National Economic Council Director Kevin Hassett has emerged as the leading candidate in that Fed rate cut succession race, ahead of former Fed Governor Kevin Warsh and current board member Christopher Waller. Market participants view Hassett as more sympathetic to further Federal Reserve interest rates cuts, and note Trump has said any new Fed Chair would be judged on readiness to cut quickly.
Trump said last week that a choice might be confirmed early next year. However, Hassett stated on Wednesday that Trump aimed to decide on a replacement for Powell "in the next week or two." That possible acceleration, alongside Trump’s criticism of the latest Fed rate cut, has kept investors focused on both leadership and policy direction at the Federal Reserve.

The 25 bps Fed rate cut lowered the federal funds target corridor to 3.50%–3.75%, a level last seen three years ago. After the decision, Powell explained that policymakers would study new economic numbers before acting again. Powell said the central bank was "well positioned to wait and see how the economy evolves from here."
Powell avoided any hint that the next move on Federal Reserve interest rates would be an increase, stating that a hike at the coming Federal Open Market Committee meeting was not on the table. That stance kept focus on whether more Fed rate cut steps may follow if growth or inflation data weaken. Bond traders adjusted expectations but saw no clear signal on the timing of further action.
Fed rate cut vote split and internal Federal Reserve interest rates debate
The Fed rate cut decision exposed differing views within the rate-setting committee over how quickly to lower Federal Reserve interest rates. The move passed with a 9–3 majority among the 12 voting members, which include seven governors, the New York Fed president and a group of rotating regional bank presidents. Three dissents highlighted contrasting policy preferences.

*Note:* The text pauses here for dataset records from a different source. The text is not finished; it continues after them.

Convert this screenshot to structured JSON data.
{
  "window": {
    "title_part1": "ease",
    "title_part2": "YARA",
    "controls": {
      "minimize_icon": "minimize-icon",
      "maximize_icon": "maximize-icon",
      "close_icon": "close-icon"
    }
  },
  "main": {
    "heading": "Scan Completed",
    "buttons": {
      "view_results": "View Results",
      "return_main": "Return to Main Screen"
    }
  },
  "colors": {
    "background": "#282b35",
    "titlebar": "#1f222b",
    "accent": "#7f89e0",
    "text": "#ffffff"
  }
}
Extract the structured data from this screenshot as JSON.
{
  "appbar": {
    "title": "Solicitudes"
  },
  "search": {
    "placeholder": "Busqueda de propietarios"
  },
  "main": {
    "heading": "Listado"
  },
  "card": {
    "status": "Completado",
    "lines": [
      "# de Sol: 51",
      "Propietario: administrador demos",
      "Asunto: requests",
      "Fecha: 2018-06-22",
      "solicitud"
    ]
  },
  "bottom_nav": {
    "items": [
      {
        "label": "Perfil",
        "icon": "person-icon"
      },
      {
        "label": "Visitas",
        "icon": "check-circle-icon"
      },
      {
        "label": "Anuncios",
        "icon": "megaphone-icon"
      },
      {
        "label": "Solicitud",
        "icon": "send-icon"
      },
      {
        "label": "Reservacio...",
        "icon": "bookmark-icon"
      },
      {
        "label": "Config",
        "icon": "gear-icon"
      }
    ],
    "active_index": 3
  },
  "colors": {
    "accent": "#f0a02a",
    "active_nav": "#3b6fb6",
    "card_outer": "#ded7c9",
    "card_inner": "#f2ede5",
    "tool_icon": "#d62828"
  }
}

Chicago Fed Chief Austan Goolsbee, along with Kansas City Fed President Jeffrey Schmid, voted against any change and supported leaving rates unchanged. By contrast, Fed Governor Stephen Miran, who serves as a key economic adviser to Trump, backed a 50 bps Fed rate cut, arguing for a larger adjustment than the step finally agreed by the rest of the committee.
| Fed official | Position | Stance on Fed rate cut |
|---|---|---|
| Austan Goolsbee | Chicago Fed Chief | Keep Federal Reserve interest rates unchanged |
| Jeffrey Schmid | Kansas City Fed President | Keep Federal Reserve interest rates unchanged |
| Stephen Miran | Fed Governor | Support 50 bps Fed rate cut |
For investors in India and elsewhere, the latest Fed rate cut blends three themes: slower US growth, political pressure from Trump, and an approaching decision on Federal Reserve leadership. The combination shapes expectations for future Federal Reserve interest rates and will influence global capital flows, currency trends and funding costs across emerging markets.